The biggest influence on Billye’s life was her grandparents, whom she went to live with after her parents divorced at age 2 and her mother went to work. “They were godly people who raised her to know the Lord, and she never remembered a time when she didn’t believe,” Leslie explains. Earl, on the other hand, didn’t come to faith in Jesus until after marrying Billye, having been raised in the Christian Science belief system.

After working in sales in the iron foundry business for many years, Earl “couldn’t find a job that could pay what he needed to take care of his family, so he decided he needed to start his own business,” Leslie says. The genesis of what became EBAA Iron took place in 1964 in the Bradleys’ garage near Dallas.
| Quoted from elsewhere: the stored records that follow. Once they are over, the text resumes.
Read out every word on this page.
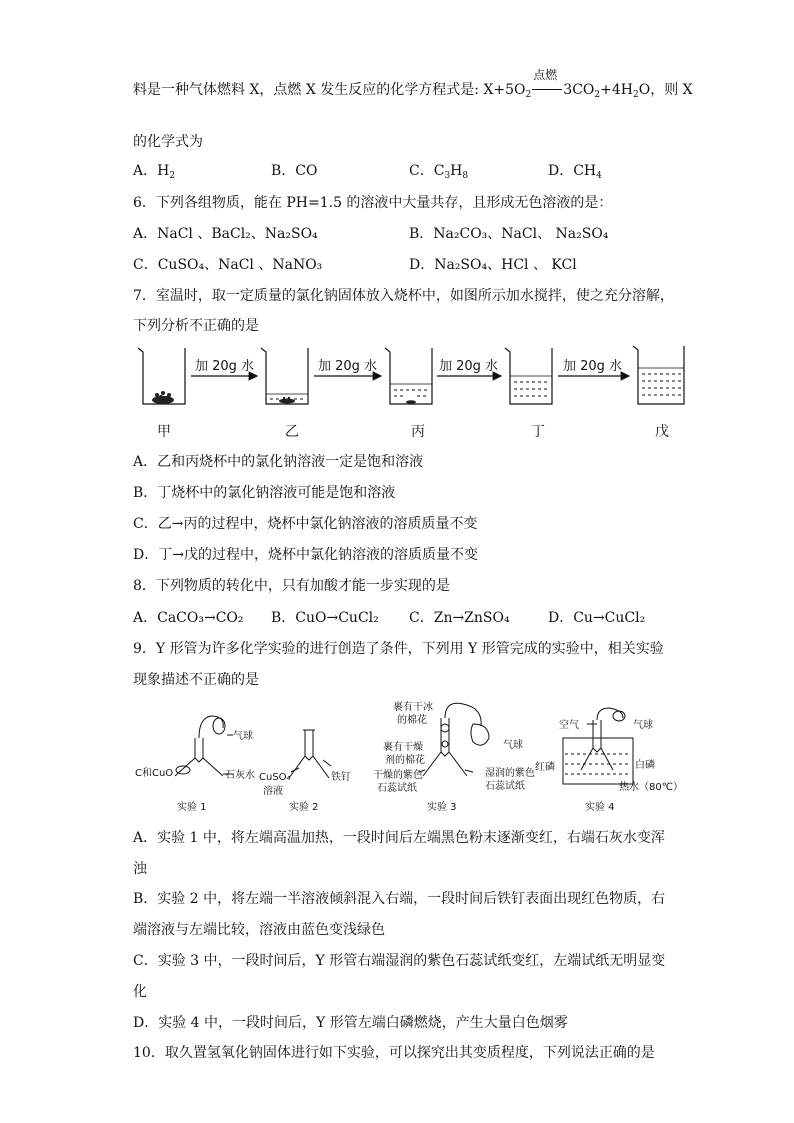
料是一种气体燃料 X，点燃 X 发生反应的化学方程式是: $X+5O_2$
点燃
$3CO_2+4H_2O$，则 X
的化学式为
A．$H_2$	B．CO	C．$C_3H_8$	D．$CH_4$
6．下列各组物质，能在 PH=1.5 的溶液中大量共存，且形成无色溶液的是：
A．NaCl 、BaCl₂、Na₂SO₄	B．Na₂CO₃、NaCl、 Na₂SO₄
C．CuSO₄、NaCl 、NaNO₃	D．Na₂SO₄、HCl 、 KCl
7．室温时，取一定质量的氯化钠固体放入烧杯中，如图所示加水搅拌，使之充分溶解，
下列分析不正确的是
加 20g 水	加 20g 水	加 20g 水	加 20g 水
甲	乙	丙	丁	戊
A．乙和丙烧杯中的氯化钠溶液一定是饱和溶液
B．丁烧杯中的氯化钠溶液可能是饱和溶液
C．乙→丙的过程中，烧杯中氯化钠溶液的溶质质量不变
D．丁→戊的过程中，烧杯中氯化钠溶液的溶质质量不变
8．下列物质的转化中，只有加酸才能一步实现的是
A．CaCO₃→CO₂ B．CuO→CuCl₂ C．Zn→ZnSO₄	D．Cu→CuCl₂
9．Y 形管为许多化学实验的进行创造了条件，下列用 Y 形管完成的实验中，相关实验
现象描述不正确的是
气球
C和CuO	石灰水
实验 1
CuSO₄
溶液
铁钉
实验 2
裹有干冰
的棉花
气球
裹有干燥
剂的棉花
干燥的紫色
石蕊试纸
湿润的紫色
石蕊试纸
实验 3
空气	气球
红磷	白磷
热水（80℃）
实验 4
A．实验 1 中，将左端高温加热，一段时间后左端黑色粉末逐渐变红，右端石灰水变浑
浊
B．实验 2 中，将左端一半溶液倾斜混入右端，一段时间后铁钉表面出现红色物质，右
端溶液与左端比较，溶液由蓝色变浅绿色
C．实验 3 中，一段时间后，Y 形管右端湿润的紫色石蕊试纸变红，左端试纸无明显变
化
D．实验 4 中，一段时间后，Y 形管左端白磷燃烧，产生大量白色烟雾
10．取久置氢氧化钠固体进行如下实验，可以探究出其变质程度，下列说法正确的是
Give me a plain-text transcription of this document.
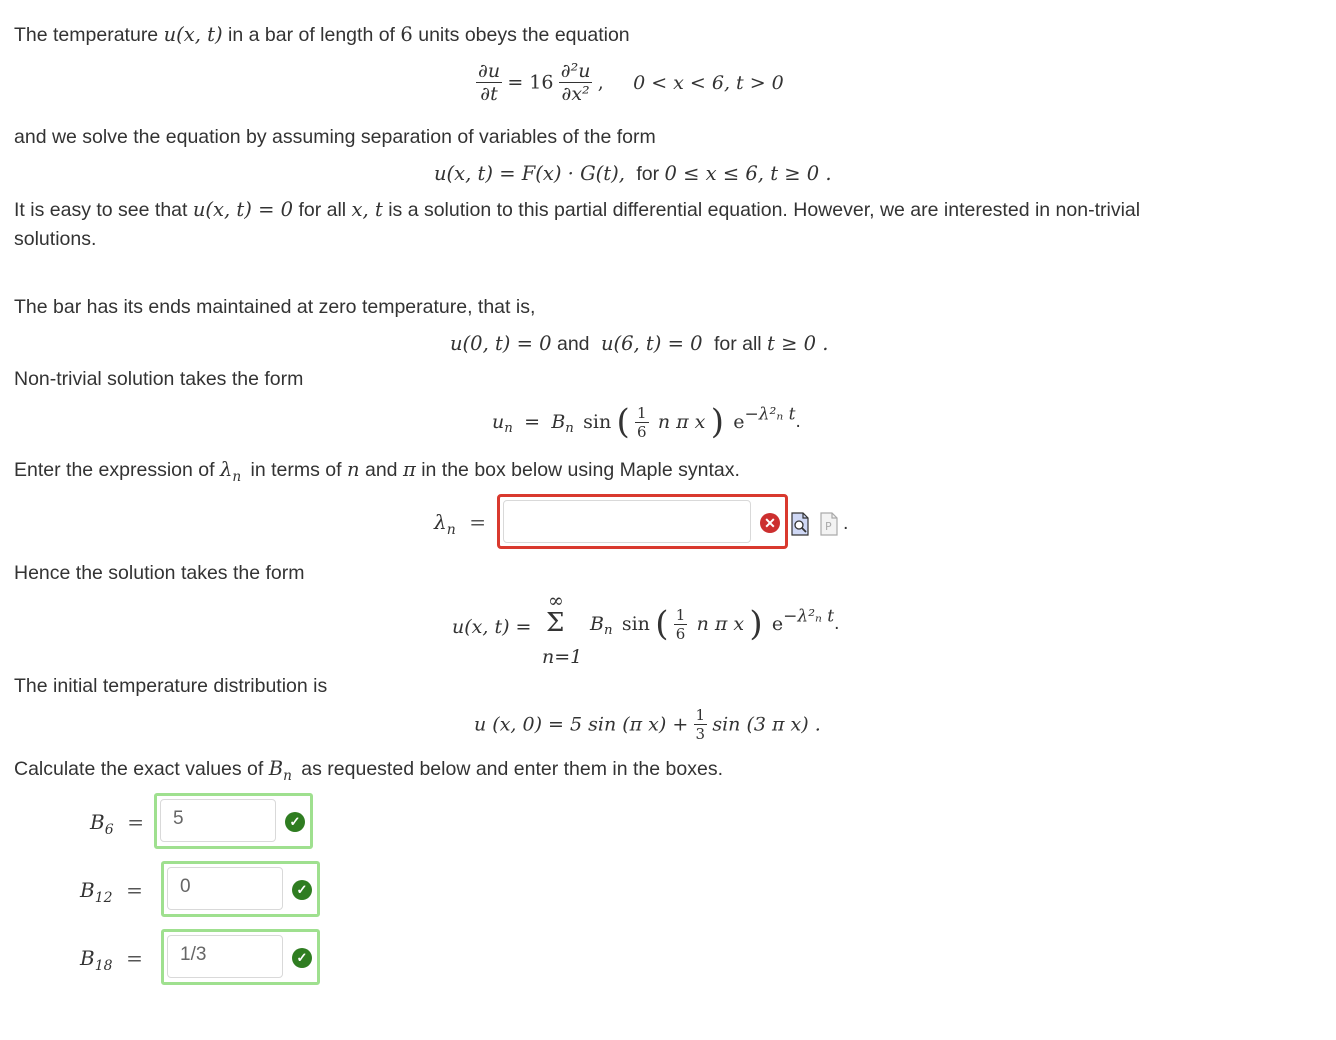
The temperature u(x, t) in a bar of length of 6 units obeys the equation
$\frac{\partial u}{\partial t} = 16 \frac{\text{∂²u}}{\text{∂x²}}$ , 0 < x < 6, t > 0
and we solve the equation by assuming separation of variables of the form
u(x, t) = F(x) · G(t), for 0 ≤ x ≤ 6, t ≥ 0 .
It is easy to see that u(x, t) = 0 for all x, t is a solution to this partial differential equation. However, we are interested in non-trivial
solutions.
The bar has its ends maintained at zero temperature, that is,
u(0, t) = 0 and u(6, t) = 0 for all t ≥ 0 .
Non-trivial solution takes the form
$u_n = B_n$ sin ( $\frac{1}{6}$ n π x ) $e^{-\lambda^2_n t}$.
Enter the expression of $\lambda_n$ in terms of n and π in the box below using Maple syntax.
$\lambda_n$ =	✕	P .
Hence the solution takes the form
u(x, t) =
∞
Σ
n=1
$B_n$ sin ( $\frac{1}{6}$ n π x ) $e^{-\lambda^2_n t}$.
The initial temperature distribution is
u (x, 0) = 5 sin (π $x) + \frac{1}{3}$ sin (3 π x) .
Calculate the exact values of $B_n$ as requested below and enter them in the boxes.
$B_6$ =	5	✓
$B_{12}$ =	0	✓
$B_{18}$ =	1/3	✓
“Father bought a drill press from Sears, drilled the holes, tapped them, put the screws in, and sold them and shipped them,” recalls Leslie, who was barely 8 years old at the time. When he outgrew the garage, Earl rented a Quonset hut that he also outgrew. In 1973, as God blessed the business, the Bradleys moved to Eastland, 90 miles from Dallas, as according to Leslie, Earl had another saying: “’Neighbors don’t like foundries, and foundries don’t like neighbors,’ so they decided to find a place a little more remote.”

EBAA made its mark by manufacturing joint restraints and flexible expansion joints for water distribution pipelines as well as wastewater pipeline systems. As unglamorous as that sounds, the Lord blessed the Bradleys financially. “They knew exactly where it came from, and that they had a responsibility and privilege, and found great joy in being able to help ministries,” Leslie says.

One of those ministries is RTS, as Earl and Billye were good friends with RTS chancellor emeritus Dr. Ric Cannada and his wife, Rachel, as well as longtime RTS staff member Bob Bailey and his wife, Amanda. When Billye passed away in March at age 89 (Earl predeceased her in 2005), Dr. Cannada was invited by the Bradley family to speak at her graveside service.

“Two couples who are some of the closest friends to the Bradley family told me separately, and each couple initiated these comments more than once on my visit, that they knew how much Billye loved us and RTS, and that she talked a lot about all that RTS is doing to serve the Lord,” Dr. Cannada notes.

The Bradley family continues an active presence in the leadership of EBAA Iron. Leslie Keffer’s husband, Jim, runs the sales company; her brother E.T. Bradley is president of the foundry division, running all the production; and her brother Jeff Bradley is vice president of the sales company.

Also, the three Bradley siblings co-own EBAA, and each has a child working in some aspect of the business. As Earl and Billye’s iron-willed legacy continues, the kingdom of God benefits.